The first is from Ted Allen, the food dude on Queer Eye for the Straight Guy*:
The only diet most people will ever need:
Eat anything and everything you want,
so long as it's natural.Just don't eat so damned much of it.
And this next one is from Julie:
everything i know about nutrition can be summed up in these few phrases:eat vegetables all the time
eat from a broad variety of foods
eat crap only in moderation
don't eat as much as you want to, you fat pig
How can it be that, after a dinner of 12 tater tots, a bowl of rice krispies and banana, and a glass of red wine, I have heartburn?
After finishing my last entry and whining about my bites, I wondered, well, why do the mosquitoes like me best? A bit of poking around on the good old internet provides us with these insights:
The reason some people get bit more than others has to do with the amount of odors that come from their bodies.Apparently, the problem is that I am a hot, sweaty, stinky, fertile, black-t-shirt-wearing, drunken broad.Women are more attractive to mosquitoes than men. Particularly women when they are ovulating.
In general, adults are bitten more than children, and larger people more than smaller. People who do not sweat do not get as many bites.
The bloodthirsty bugs apparently are drawn to foot odor as well as a light layer of sweat and higher body temperature.
Dark skin and dark clothing are more attractive to the critters than light clothing.
One new study from Japan might even put a damper on certain kinds of outdoor merrymaking. It suggests people who drink alcohol attract more mosquitoes than those who stick with soda.
But we knew this.
And, finally, some cold-hearted freak offers this suggestion for the rest of you:
If you can figure out who, among your friends, is attractive to mosquitoes and be sure to invite that person to all your outdoor gatherings, you might be able to spare your other guests from mosquito bites.I'll be waiting by the mailbox.

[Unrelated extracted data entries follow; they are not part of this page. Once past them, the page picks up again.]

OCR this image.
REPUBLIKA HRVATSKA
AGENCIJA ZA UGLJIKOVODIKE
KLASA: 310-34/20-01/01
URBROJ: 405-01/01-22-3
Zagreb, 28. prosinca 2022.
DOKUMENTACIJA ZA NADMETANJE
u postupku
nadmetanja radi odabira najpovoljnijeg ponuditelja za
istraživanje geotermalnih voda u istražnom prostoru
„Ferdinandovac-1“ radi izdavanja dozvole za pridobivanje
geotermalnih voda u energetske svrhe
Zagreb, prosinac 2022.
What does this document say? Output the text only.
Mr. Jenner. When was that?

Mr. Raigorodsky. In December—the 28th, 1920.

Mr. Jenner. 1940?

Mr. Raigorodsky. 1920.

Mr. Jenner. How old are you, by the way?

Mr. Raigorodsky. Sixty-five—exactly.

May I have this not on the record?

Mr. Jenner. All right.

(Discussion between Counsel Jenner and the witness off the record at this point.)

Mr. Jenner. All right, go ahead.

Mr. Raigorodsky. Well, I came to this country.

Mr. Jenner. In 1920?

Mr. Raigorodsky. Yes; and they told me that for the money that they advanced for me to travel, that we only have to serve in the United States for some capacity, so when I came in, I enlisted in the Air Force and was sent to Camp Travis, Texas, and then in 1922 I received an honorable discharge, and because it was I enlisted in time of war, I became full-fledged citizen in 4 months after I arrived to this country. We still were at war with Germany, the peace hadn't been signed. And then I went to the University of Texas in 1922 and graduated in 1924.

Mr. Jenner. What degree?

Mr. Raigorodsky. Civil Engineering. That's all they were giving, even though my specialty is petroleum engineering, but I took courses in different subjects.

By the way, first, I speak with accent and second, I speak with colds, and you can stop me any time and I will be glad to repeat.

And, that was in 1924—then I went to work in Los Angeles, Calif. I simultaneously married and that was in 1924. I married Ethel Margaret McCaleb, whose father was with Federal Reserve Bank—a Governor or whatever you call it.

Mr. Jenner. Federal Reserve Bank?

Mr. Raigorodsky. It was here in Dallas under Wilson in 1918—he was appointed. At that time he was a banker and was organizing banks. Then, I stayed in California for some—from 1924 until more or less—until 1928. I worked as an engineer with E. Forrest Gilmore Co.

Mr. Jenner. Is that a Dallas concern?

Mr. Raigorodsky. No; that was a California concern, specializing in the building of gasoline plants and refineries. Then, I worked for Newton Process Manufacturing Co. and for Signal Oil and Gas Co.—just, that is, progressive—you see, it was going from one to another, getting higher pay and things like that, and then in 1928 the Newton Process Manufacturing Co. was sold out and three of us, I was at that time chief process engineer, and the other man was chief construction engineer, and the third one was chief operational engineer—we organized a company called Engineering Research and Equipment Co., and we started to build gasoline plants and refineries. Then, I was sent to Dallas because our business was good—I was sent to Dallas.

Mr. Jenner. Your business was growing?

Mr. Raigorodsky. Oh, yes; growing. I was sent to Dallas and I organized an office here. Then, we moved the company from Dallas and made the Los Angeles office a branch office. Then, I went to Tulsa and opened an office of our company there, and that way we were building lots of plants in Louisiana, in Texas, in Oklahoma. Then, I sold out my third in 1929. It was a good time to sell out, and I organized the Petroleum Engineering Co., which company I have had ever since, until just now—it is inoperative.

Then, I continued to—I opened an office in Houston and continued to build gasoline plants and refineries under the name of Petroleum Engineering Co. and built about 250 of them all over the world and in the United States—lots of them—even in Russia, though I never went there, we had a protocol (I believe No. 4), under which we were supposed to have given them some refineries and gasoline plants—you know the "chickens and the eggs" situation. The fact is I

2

Ever since I was a little kid, I have been plagued by mosquito bites. I was always the camper with the most spots, scratched until they swelled and bled and scabbed over. How I managed to go all those years without giving myself impetigo is a complete mystery.
Now, thanks to the rainiest season in history, I am covered with bites, despite daily dousings with DDT. Specifically:
* back and shoulder, 6 bites
* right arm, 4 bites
* left arm, no fewer than 9 bites (Andrew says that, thanks to my night time scratching, it looks like Trainspotting. Nice, huh?)
* ass, 2 bites
* left pinky, second knuckle, palm side, 1 bite
* right ring finger, first knuckle, dorsal side, 1 bite
* right calf, 1 bite
* left eyebrow, 1 bite
* crown of head, 1 bite, old and scabby
* right cheek, 1 bite, looks like giant pimple
But here's the incredible thing: I didn't feel a single bite occur. Not one. I haven't slapped a mosquito since last year. Haven't even seen one.
I am fairly certain it's some sort of insect-based conspiracy. Either that, or I have bedbugs.
Q: How much watermelon can Jonah stuff into his mouth at once?
Is anything more tedious than ironing table linen?
This week's Big Y circular says of the 99¢ per pound green beans:
Fat Free! Low In Calories!To whom, exactly, did that need to be pointed out?
Yesterday morning, the scale said 138.0.
I had two small muffins for breakfast and a good-sized bowl of onion soup (ok, croutons and cheese) for lunch, bur really didn't snack all day long. We went out for a big restaurant dinner -- shared appetizers, spinach salad, sea bass with potatoes, creme brulee, and two bottles of wine shared between three people.
I was curious, so I got on the scale again at bedtime.
143.0.
I ate five pounds over the course of the day?!?
How can a person, having presumably graduated from high school and college, think that the plural of daisy is daisy's?
Why was it so important for me to have a baby without an epidural when I don't even like the dentist talking to me until he breaks out the novocaine?